Sooz’s Guide to Revisions, Lesson 6: Typing in your changes and feeling GOOD.
Wow. You did it. You finished Lesson 5, and now you’re almost at the end! Can you FEEL THE EXCITEMENT?
This lesson will be (compared to the others) a piece of cake. The first part is completely mindless.
Supplies Needed Today:
- A computer
- Your revised, scrawled-upon manuscript
- A comfy chair
Typing It All In
As the title suggests, you will be taking your novel and typing in the changes. Some pages will require more work, some will be easy. But you will go page-by-page until you’ve reached the end of your manuscript.
You’ll find a rhythm, but it will still take a while. Don’t get annoyed or discouraged–be grateful you can zone out after all that hard work!! And, remember: when you finish, you’ll be done! This MS will be ready for other eyes!
Dealing With Line Edits
This is one of those steps that, sadly, I cannot teach you. Mostly because everyone’s style is different. What I think is lovely, you might hate.

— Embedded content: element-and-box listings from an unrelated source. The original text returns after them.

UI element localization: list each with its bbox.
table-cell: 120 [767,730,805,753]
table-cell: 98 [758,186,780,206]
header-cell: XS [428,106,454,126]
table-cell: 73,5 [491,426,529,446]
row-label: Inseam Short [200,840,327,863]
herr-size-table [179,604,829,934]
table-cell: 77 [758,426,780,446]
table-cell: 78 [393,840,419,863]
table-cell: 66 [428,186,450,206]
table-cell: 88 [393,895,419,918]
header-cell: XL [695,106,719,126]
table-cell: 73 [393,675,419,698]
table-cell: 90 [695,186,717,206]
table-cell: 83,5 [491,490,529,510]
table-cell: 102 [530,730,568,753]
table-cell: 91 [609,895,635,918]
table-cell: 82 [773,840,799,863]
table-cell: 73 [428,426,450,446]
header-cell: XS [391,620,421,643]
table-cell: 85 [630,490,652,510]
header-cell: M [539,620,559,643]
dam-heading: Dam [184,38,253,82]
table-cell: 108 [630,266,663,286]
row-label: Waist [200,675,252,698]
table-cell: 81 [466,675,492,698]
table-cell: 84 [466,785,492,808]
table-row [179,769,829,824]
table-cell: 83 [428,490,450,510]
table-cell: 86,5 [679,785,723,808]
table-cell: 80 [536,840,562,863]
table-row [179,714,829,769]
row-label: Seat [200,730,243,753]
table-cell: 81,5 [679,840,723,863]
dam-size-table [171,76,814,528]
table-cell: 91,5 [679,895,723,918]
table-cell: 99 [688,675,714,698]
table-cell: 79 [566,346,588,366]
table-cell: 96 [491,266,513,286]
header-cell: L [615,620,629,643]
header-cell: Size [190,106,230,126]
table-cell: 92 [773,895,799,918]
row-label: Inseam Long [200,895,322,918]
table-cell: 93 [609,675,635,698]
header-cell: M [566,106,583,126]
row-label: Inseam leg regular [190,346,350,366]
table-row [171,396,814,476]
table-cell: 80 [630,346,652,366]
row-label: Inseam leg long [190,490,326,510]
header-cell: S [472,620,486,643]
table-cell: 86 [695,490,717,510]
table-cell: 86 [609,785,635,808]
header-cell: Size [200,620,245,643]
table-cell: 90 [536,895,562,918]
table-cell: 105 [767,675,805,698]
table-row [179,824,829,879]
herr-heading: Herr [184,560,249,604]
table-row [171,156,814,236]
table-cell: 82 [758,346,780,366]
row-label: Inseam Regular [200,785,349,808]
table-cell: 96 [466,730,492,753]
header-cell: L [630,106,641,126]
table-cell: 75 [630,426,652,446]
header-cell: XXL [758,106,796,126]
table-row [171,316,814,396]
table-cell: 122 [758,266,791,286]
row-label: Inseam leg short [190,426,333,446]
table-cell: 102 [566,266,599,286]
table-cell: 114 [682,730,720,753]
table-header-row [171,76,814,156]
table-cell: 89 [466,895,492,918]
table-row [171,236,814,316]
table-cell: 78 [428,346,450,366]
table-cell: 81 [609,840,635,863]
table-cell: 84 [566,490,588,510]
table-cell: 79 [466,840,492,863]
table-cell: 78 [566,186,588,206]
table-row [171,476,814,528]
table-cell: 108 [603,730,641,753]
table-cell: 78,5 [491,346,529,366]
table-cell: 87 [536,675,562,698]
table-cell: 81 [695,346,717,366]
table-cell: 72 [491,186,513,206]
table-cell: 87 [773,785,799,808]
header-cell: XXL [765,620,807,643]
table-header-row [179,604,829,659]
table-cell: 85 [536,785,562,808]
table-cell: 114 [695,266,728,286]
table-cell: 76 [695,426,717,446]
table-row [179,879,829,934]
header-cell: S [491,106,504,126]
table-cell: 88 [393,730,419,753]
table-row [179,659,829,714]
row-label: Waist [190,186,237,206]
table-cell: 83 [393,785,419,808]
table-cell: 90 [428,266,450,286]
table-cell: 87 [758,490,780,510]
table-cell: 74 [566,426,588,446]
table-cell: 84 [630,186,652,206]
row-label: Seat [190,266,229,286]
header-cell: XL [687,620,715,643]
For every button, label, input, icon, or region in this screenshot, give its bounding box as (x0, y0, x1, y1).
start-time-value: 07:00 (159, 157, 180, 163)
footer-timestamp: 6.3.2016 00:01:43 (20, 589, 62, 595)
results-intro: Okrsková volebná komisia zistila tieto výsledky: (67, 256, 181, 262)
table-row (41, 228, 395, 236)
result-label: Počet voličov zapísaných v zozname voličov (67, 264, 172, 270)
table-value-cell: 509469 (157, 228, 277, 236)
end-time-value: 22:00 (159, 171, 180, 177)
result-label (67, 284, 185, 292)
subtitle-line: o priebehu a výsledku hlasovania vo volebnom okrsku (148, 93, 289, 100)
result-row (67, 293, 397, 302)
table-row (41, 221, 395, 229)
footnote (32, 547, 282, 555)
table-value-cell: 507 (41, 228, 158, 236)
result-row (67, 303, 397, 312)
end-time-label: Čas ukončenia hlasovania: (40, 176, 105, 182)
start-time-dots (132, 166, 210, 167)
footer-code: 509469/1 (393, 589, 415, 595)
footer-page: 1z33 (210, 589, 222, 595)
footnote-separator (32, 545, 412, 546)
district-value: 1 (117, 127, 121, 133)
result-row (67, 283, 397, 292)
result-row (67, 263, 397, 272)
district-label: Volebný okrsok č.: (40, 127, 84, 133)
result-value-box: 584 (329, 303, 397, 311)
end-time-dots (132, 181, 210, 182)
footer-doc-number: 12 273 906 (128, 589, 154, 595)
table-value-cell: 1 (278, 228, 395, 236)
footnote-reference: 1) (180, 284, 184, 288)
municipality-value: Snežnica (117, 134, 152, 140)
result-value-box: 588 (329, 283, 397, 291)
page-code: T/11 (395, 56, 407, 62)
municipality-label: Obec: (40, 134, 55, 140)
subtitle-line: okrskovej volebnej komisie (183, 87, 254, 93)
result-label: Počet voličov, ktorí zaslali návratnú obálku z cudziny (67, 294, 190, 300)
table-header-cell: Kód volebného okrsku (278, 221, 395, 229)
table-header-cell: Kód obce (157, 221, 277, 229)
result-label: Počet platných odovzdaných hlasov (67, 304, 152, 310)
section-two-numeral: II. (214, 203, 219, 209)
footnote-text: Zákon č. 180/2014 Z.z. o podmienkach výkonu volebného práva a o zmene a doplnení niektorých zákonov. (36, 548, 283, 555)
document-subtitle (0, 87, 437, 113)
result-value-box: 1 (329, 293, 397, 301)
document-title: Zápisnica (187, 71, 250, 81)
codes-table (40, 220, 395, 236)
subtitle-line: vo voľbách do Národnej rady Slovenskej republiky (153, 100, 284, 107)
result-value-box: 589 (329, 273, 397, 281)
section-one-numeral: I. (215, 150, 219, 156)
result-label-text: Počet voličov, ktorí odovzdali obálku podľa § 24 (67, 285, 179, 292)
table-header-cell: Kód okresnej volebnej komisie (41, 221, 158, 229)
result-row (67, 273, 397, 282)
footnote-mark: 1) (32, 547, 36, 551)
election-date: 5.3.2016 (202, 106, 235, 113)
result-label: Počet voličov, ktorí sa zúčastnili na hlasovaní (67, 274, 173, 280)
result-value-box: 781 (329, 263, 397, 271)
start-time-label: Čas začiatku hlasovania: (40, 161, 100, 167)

Another reason I can’t teach you is that I simply don’t have time to train you in the more stylistic tools of the trade (from punctuation and grammar to voice and diction). I will assume you already have this wrench in your toolbox.
Line-edits are critical. If your novel doesn’t flow, then that agent/editor probably won’t be interested.
So when to do this important step?
The easy answer is LAST. Just like you would if you were working with a publishing house, line-edits are the final step in revising.
The more advanced answer is WHEN YOU CAN. I find that my second draft is usually pretty smooth, but if I print it out (poor trees–I know!) and read the MS again, I’ll find areas that need polishing. Yes, it takes time and requires more typing-in later, but it’s the only way I can really iron out my prose.
You might find you can line-edit well enough during the written changes–Lesson 5. Or perhaps you can line-edit while you type-in (this lesson). It’s really up to you to find out what works.
And that, my friends, is it. I have nothing left to teach you–or nothing I can conjure at this precise moment.
You should be really freakin’ proud of yourself right about now. You just conquered a novel. A WHOLE NOVEL! And the manuscript you now possess is without a doubt ten bazillion times stronger than the one you started with.
You rock. I’m proud of you, and you should be proud of you to.
Now go have a cookie. You totally earned it.
And, as always, if you have ANY questions, ask them in the comments!!
Lesson 1 → Lesson 2 → Lesson 3 → Lesson 4 → Lesson 5 → Lesson 6 →
May 20, 2011 @ 6:55 pm
I followed you over from Let the Words Flow. This series of posts is great! I was wondering, though, if you had all of these posts available as PDFs? (I know you provided a link to the PDF of the introduction.) Thanks!
May 20, 2011 @ 6:56 pm
Hi Anju!! The PDFs are all available on the For Writers page (see link at the main menu above?). Just scroll down and you’ll see EVERYTHING there. 😀
May 20, 2011 @ 8:33 pm
Thank you! The timing of these posts was perfect. I’m about to start revising my book, and just the thought of revising it was making me feel a overwhelmed.
May 21, 2011 @ 11:20 pm
This Revision series is great!! I’m in the middle of revisions and I feel like I follow a similar path to this, but I am nowhere NEAR as organized, so I constantly feel like I’m forgetting to fix something, or losing my train of thought for a subplot, etc. I’m going to try some of your tips here–thanks so much! It looks like it will really help keep everything in order and hopefully be a lot less stressful.
July 19, 2011 @ 2:04 pm
Many thanks! I’ve been flailing about with revising my WIP one scene at a time, without consciously looking at the big picture.
May 12, 2014 @ 6:32 pm
You may have saved me – still reading your process.
I started editing my second novel in January – which was written back in 2011. Since then I’ve written lots more, read about writing and editing, and edited and published Book 1 of the series. So I have lots of ideas of changes to make and no idea how to go about it this time. I did edit one pass, slowly and without much enthusiasm, then fired it off to an alpha-reader. It was not even beta reader ready. Now have lots of great suggestions from her – high and low level – but I feel I still haven’t looked at it closely enough to see what my own changes should be.
Your process looks like it might fit the bill. I just have to remind myself that reading about a different revision process is not necessarily procrastination!
August 17, 2015 @ 7:32 am
OK. So, I’ve printed everything and I’m planning on revising my novel starting from september. Meanwhile, I’m just letting everything sink down.
Thank you for this “how to”. It makes me feel like I know what I’m doing ahah.
July 21, 2017 @ 1:56 am
Just saying- if you retype the entire novel instead of going through and typing up the changes, then you can do line-edits and add in the changes all in one instead of going through and typing the changes in and THEN doing line-edits. May sound complex, but saves time.